/getWikipediaMetaData

clean a wikipedia dump, index with lucene, search for a query and return its wiki title and category

Primary LanguageJava

getWikipediaMetaData

Clean a wikipedia dump, index with lucene, search for a query and return its wiki title and category

Data

Requires a wikipedia dump, for example, uncompressed file from enwiki-20130503-pages-articles-multistream.xml.bz2 (http://dumps.wikimedia.org/enwiki/20130503/), it uncomprss to about 30G. For illustration purpose, this project contains a small sample of a wikipedia dump that contains only a very small portion of a wikipedia dump. It is in data\\wiki_dump_sample.xml. This wikipedia dump contains only 7 pages. You can build a sample of an wikipedia dump using the perl script: perlsrc\\firstNLines.pl for testing purposes as well.

Pre-processing of the wikipedia dump

Pre-process the data to change its wikipedia dump format into text format using perlsrc\\getTitleAndText.pl so that lucene can read it. I only kept the title and category information in the meta data, and also the main content of a page. I filtered the pages that are lists or a disambiguation page. You can modify this file so that the dump is pre-processed according to your rules. The sample output of this script is in data\\wiki_dump_sample.xml_TitleAndCategories.xml. To run this script, you have to have perl, and the perl module Parse::MediaWikiDump installed.

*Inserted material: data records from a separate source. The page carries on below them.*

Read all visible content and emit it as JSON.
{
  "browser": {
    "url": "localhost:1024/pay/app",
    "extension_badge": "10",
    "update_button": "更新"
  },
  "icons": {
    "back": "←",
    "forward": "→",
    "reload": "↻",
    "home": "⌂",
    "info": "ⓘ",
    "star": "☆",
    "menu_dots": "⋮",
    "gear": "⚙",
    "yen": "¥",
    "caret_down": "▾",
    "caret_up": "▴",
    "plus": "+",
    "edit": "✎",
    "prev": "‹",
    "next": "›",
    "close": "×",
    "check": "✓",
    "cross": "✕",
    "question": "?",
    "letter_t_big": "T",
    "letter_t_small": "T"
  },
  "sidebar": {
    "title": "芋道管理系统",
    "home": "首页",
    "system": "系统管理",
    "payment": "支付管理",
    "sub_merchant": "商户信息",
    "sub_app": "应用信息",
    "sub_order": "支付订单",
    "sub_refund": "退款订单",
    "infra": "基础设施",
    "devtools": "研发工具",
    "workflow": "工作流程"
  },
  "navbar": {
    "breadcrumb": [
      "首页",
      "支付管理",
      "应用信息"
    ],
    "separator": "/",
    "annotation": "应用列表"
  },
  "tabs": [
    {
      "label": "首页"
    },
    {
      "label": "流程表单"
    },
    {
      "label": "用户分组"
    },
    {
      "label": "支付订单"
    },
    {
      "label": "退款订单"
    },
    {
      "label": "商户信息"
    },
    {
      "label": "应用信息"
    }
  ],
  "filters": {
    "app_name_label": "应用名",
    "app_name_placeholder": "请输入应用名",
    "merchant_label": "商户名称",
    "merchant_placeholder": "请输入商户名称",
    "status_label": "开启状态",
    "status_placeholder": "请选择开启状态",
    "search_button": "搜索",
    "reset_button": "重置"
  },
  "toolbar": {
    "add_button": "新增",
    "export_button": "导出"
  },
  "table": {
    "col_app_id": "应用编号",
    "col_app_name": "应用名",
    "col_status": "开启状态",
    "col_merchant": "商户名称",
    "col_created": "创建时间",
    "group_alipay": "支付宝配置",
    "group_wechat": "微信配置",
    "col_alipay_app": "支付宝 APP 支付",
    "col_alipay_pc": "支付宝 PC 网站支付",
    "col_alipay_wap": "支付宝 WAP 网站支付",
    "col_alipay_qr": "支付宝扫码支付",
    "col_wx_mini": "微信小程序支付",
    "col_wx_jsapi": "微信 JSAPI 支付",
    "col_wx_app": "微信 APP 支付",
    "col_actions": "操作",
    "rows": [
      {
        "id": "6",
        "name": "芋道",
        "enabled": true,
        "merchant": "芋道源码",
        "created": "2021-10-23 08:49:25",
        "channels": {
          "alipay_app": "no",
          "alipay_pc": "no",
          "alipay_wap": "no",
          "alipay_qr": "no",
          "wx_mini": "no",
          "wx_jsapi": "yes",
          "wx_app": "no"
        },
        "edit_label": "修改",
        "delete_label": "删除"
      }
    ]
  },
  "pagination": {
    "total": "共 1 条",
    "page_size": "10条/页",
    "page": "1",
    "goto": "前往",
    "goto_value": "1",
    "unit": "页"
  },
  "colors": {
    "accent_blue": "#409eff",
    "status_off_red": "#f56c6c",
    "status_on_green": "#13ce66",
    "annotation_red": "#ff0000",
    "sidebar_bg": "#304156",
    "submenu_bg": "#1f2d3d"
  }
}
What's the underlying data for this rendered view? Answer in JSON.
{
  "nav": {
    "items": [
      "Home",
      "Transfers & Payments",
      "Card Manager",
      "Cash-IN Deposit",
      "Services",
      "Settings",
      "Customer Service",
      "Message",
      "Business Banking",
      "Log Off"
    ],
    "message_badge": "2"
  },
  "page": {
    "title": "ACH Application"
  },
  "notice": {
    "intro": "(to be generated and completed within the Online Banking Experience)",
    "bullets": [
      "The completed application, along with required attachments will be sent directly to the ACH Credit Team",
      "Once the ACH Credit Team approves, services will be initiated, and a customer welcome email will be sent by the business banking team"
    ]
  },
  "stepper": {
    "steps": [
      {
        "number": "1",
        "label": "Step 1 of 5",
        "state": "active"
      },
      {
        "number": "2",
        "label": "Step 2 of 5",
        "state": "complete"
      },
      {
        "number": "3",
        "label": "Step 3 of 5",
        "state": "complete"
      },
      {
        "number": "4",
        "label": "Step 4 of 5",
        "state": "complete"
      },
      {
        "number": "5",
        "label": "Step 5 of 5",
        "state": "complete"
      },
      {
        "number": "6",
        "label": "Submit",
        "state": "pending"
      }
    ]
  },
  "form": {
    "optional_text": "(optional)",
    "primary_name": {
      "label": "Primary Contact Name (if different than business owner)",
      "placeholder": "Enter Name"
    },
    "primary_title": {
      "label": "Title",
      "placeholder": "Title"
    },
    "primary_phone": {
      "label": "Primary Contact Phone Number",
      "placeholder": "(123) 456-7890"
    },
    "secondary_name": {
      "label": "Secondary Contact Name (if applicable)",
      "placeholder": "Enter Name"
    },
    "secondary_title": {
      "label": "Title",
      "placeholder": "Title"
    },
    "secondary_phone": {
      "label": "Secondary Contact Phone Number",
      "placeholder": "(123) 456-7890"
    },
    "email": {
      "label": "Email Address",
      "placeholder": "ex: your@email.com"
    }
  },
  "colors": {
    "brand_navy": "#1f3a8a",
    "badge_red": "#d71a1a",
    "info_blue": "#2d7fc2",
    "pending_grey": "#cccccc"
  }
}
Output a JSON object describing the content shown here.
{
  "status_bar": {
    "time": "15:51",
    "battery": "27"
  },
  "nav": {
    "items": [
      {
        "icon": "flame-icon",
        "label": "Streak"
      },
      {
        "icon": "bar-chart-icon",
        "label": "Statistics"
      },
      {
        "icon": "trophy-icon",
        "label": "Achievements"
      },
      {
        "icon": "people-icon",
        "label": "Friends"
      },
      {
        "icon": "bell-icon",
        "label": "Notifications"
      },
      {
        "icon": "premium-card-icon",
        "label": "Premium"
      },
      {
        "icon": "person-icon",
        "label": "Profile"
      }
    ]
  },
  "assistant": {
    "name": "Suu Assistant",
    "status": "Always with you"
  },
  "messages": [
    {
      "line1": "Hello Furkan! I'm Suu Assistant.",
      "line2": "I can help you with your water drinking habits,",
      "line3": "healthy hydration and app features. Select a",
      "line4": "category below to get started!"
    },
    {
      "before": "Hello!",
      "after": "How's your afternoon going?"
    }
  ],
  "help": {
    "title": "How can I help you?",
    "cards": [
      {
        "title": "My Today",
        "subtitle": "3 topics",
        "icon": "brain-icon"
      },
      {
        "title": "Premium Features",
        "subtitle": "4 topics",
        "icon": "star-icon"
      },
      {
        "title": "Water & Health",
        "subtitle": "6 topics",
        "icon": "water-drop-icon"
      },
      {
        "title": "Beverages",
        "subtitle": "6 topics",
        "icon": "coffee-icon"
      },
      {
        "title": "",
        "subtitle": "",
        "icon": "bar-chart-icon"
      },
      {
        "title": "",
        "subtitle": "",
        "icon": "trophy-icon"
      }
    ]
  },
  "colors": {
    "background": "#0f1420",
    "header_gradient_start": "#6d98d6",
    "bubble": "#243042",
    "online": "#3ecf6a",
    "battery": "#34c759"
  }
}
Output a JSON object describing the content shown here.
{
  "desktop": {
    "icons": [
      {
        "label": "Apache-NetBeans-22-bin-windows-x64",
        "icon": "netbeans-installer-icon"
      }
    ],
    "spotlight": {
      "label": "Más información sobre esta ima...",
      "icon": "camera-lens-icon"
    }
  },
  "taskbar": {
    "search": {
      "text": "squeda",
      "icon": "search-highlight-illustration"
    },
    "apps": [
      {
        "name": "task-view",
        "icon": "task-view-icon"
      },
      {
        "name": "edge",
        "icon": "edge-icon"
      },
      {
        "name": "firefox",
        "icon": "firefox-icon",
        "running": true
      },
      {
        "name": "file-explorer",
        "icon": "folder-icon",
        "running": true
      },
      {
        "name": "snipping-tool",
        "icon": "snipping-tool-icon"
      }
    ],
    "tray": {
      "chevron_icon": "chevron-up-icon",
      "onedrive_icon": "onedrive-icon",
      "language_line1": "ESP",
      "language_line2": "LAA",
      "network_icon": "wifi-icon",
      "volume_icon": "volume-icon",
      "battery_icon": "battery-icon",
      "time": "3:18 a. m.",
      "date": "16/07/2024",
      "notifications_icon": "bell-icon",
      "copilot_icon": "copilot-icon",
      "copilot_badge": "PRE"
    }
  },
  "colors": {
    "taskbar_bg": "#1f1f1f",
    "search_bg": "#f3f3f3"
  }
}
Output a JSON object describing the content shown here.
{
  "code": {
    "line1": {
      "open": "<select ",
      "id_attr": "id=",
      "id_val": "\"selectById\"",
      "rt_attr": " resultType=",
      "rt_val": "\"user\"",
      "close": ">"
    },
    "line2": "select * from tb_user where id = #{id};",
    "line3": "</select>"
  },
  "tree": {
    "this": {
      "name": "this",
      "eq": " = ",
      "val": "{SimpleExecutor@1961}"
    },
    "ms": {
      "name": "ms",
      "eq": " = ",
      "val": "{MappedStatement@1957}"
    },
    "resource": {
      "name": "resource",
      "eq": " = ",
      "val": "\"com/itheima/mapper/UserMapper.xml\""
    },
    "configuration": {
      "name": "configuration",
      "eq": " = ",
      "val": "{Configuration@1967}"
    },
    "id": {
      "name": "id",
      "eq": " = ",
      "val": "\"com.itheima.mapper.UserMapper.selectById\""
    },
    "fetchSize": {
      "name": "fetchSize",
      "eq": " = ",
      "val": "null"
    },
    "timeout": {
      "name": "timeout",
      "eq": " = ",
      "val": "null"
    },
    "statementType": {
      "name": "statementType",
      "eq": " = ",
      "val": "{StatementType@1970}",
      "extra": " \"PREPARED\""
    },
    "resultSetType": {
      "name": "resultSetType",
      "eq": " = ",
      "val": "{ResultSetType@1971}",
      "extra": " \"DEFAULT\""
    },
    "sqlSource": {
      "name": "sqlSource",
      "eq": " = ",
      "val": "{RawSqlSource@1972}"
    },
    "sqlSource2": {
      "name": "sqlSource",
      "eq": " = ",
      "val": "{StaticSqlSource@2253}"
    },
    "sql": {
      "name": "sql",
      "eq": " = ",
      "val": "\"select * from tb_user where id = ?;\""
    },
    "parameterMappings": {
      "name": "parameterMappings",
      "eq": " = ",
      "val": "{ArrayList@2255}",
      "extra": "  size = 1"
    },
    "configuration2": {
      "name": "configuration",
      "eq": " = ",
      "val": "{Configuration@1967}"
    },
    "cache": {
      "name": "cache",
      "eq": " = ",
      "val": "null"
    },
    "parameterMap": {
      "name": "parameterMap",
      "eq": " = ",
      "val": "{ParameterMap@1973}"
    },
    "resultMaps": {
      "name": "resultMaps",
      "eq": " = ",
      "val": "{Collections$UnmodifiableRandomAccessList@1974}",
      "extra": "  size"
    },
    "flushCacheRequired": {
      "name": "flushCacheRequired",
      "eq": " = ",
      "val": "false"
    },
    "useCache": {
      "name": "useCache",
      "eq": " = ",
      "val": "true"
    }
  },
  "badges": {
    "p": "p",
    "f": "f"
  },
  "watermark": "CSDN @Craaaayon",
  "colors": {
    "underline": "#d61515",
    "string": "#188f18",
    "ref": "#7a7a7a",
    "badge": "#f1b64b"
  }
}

The getWikipediaMetaDataWithRedirection branch takes into account the redirection pages. See that branch for more details.

Build Lucene index

BuildWikiIndex.java builds the lucene index for the pre-processed dump. The argument luceneRoute specifies where to store the generated Lucene index. The argument inputCleanWikiFile is the route of the input pre-processed wikipedia dump. It indexes three fields in the wikipedia dump, title, category, and text. You need to run this before querying the index. Each time you run it will wipe out the old index that you had and generate new ones, so remember to back up the indexes if you need them.

Query the Lucene index

queryIndex.java queries the generated lucene index. The argument query is the term that you want to search in the lucene index. It will print the title and category information of all the hits(pages) for this query. You can specify which field to search for the term in QueryParser parser = new QueryParser(Version.LUCENE_36, "title", new StandardAnalyzer(Version.LUCENE_36)); Here the title argument indicates that lucene will search for your query in the title field of the pages. You can also set the field to be category or text.